So wipe the grease off of your lips stay home and eat a salad and if you don''t want to do that, then SHUT UP!!!
We spend the whole day on the internet, but it is too hard to look up calorie info on a fast food site. That is the most rediculous thing I have heard in a long time. Laughable.
The NY Health Commissioner must think New Yorkers children.
If Amercians cannot take responsibility for themselves, we are in a sorry and weak state.
OBCT = U/8
(obesity equals you over ate)
Just what we need, another government power monger grinding away at liberty.
Every person is accountable for what goes in his/her body. It''s unacceptable to expect the government to "spoon feed" society information on healthy eating. It''s not the fast food industry that''s making obese people; it''s people who don''t understand that concept of putting the fork down.

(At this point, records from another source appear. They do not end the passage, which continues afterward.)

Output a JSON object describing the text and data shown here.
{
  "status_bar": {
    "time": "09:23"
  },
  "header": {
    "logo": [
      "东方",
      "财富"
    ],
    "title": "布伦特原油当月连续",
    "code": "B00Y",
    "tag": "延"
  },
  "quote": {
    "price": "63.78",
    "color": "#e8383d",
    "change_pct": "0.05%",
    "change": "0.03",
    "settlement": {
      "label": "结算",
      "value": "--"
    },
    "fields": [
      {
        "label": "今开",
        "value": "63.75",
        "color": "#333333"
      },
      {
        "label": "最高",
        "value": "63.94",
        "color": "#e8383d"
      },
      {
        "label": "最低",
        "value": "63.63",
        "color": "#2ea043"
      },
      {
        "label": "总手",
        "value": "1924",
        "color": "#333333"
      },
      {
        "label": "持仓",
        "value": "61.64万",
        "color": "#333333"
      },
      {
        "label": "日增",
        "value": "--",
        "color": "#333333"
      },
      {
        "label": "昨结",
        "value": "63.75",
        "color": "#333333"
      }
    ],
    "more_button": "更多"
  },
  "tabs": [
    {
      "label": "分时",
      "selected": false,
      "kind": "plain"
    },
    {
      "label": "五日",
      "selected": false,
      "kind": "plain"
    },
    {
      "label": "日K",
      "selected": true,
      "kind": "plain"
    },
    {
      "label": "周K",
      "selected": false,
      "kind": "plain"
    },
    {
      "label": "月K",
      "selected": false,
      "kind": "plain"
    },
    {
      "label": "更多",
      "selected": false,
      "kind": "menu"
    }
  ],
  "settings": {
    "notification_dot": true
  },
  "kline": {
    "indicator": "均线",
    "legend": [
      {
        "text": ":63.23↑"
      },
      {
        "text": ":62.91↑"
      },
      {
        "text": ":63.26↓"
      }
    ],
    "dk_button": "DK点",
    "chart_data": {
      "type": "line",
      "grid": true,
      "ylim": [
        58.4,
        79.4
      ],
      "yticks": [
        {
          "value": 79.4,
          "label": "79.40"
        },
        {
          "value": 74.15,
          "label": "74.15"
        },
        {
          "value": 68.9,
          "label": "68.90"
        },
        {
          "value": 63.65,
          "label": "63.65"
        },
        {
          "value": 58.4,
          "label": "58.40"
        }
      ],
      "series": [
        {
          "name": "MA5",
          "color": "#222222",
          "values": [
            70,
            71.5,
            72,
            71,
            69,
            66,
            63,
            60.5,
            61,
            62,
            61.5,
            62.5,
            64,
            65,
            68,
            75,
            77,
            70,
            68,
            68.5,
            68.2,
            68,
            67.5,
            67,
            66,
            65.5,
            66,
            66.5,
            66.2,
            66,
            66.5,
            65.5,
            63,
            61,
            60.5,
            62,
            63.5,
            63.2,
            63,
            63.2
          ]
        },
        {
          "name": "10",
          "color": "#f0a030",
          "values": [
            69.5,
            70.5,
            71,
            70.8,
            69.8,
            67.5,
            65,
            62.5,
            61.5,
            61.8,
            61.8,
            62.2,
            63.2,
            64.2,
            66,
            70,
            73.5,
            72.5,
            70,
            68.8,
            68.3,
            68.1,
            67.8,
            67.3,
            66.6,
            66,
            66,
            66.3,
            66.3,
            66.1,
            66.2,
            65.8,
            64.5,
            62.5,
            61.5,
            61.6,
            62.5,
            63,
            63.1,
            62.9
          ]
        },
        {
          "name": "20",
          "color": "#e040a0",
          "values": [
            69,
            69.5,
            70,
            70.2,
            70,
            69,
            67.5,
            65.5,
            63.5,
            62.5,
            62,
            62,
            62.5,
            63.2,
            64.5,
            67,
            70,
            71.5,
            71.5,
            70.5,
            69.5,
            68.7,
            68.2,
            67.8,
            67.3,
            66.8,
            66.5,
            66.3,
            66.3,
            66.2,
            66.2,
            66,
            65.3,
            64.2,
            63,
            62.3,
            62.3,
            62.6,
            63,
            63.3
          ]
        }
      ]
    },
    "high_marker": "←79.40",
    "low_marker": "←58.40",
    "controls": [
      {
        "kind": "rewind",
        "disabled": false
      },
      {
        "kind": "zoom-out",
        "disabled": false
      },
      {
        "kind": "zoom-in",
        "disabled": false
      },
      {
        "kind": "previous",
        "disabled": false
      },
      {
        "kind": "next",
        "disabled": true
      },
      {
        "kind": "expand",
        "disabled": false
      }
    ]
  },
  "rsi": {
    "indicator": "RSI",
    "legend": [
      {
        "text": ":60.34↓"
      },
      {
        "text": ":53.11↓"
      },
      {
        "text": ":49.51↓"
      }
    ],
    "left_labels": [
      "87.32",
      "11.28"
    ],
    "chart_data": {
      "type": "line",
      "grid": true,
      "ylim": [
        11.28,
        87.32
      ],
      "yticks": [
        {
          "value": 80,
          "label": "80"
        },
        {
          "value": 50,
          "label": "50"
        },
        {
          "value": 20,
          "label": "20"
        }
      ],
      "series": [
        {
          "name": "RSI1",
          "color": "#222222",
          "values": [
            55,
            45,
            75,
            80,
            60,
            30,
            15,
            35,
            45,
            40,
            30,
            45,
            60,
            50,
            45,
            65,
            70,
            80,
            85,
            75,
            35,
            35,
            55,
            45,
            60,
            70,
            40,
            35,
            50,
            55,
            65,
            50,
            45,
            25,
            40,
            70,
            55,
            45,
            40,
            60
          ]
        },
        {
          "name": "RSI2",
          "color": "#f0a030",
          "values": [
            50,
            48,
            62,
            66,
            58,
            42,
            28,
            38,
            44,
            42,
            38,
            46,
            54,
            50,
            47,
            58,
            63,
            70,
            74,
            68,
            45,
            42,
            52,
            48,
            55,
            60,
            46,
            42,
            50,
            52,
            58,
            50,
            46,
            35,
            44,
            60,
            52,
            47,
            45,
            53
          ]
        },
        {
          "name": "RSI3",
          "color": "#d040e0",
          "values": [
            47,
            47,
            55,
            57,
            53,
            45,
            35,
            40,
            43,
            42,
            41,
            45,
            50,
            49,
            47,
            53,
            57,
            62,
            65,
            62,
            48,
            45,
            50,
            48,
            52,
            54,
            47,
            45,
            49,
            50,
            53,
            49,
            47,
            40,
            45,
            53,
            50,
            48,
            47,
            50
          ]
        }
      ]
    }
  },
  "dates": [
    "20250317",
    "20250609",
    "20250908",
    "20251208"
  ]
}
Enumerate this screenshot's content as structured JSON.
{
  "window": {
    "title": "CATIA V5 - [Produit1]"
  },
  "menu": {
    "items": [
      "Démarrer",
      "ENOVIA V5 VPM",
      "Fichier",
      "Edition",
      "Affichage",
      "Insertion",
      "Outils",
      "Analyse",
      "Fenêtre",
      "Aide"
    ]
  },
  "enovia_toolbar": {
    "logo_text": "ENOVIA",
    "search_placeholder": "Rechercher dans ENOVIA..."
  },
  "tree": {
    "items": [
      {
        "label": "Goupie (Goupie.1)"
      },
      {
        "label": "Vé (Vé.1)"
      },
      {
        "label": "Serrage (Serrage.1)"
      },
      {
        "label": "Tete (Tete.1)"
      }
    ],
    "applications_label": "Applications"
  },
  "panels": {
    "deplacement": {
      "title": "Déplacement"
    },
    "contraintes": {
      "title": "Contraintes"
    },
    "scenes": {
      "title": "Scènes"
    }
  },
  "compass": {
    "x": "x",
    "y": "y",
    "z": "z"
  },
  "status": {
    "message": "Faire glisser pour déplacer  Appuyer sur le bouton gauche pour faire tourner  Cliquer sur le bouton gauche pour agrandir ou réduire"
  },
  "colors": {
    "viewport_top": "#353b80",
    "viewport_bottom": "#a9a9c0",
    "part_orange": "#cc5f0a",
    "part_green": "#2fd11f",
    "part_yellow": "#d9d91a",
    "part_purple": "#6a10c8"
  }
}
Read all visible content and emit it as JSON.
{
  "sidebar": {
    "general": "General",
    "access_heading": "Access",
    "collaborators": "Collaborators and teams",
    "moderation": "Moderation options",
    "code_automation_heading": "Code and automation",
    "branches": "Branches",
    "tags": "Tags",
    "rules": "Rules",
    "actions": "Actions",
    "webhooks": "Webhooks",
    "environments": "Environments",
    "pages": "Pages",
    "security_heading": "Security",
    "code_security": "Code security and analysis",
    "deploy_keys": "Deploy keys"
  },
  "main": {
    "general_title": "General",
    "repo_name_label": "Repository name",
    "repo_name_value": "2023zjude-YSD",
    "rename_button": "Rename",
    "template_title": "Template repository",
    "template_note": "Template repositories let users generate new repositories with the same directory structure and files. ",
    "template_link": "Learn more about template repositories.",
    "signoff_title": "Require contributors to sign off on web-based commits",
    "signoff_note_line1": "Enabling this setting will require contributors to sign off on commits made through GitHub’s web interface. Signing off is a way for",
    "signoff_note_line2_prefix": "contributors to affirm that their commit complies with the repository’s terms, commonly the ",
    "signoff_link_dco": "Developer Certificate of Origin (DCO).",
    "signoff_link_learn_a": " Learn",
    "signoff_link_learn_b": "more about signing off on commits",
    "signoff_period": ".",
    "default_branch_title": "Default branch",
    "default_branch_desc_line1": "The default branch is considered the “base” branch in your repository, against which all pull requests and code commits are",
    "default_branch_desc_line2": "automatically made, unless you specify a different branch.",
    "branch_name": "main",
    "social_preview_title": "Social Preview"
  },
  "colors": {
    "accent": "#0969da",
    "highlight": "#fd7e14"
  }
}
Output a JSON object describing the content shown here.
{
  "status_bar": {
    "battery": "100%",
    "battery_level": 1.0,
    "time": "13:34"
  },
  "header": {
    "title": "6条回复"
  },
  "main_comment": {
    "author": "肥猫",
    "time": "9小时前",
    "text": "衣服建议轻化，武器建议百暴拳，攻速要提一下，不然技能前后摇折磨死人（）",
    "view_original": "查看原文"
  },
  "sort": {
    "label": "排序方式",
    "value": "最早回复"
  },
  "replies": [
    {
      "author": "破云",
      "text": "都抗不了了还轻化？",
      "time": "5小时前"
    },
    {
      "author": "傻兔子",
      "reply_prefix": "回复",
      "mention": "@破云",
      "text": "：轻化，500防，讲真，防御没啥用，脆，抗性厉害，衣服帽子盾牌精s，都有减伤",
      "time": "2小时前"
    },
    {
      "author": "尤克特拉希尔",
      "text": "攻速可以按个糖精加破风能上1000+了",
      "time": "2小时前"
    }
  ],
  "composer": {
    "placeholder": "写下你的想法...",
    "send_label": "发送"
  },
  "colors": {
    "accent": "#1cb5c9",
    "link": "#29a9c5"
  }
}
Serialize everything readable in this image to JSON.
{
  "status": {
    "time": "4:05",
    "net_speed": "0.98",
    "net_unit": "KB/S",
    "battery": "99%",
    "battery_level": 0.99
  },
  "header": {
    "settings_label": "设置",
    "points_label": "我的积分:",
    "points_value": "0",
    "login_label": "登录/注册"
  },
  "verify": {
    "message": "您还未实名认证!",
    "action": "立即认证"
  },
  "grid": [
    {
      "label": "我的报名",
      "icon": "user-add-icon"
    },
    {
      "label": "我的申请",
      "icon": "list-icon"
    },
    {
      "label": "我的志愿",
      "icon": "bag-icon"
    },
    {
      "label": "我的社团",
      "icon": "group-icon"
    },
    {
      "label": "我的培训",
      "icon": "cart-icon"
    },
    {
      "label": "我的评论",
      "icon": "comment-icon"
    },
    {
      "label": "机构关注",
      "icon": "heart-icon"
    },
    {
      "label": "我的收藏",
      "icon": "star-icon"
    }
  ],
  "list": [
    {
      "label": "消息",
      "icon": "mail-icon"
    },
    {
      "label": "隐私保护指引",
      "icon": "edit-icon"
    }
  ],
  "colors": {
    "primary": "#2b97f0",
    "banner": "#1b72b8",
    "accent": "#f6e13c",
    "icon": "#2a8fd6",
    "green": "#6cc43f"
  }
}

However, when "tubby" sitting next to me can''t figure out to stop stuffing his face with food and do some exercise, that doesn''t directly affect me while I am eating. That''s his health problem.
Therefore, I don''t want "big brother" ordering calorie counts on the menu. It''s time "tubby" took responsibility for his own actions.
Duh...I say....and I also say...kudos to McDonalds for fresh fruit options......and yogurtw/ fruit.....but they are about the only ones! Give us healthy fast food chains.....then we would all forgoe the fast food......the options need to be there in order to keep up with rising costs on just living in America, between insurance, home mortgages, gas, etc.... Don''t post a thing restaurants....we all know better...we just choose the convienence.
http://www.abc.net.au/science/news/stories/s773973.htm says that fast food may be actually addictive!! Much fast food is made from products steeped in antibiotics and growth hormones. Hormones, steroids, etc cause increased appetite and many other health problems.
Children especially are at risk of being targeted by fast food corporations. Children are more likely to be in poverty and are unable to think critically about complex health issues.
Finally, it is heartening to see a health department employee trying to protect people. Keep up the good work!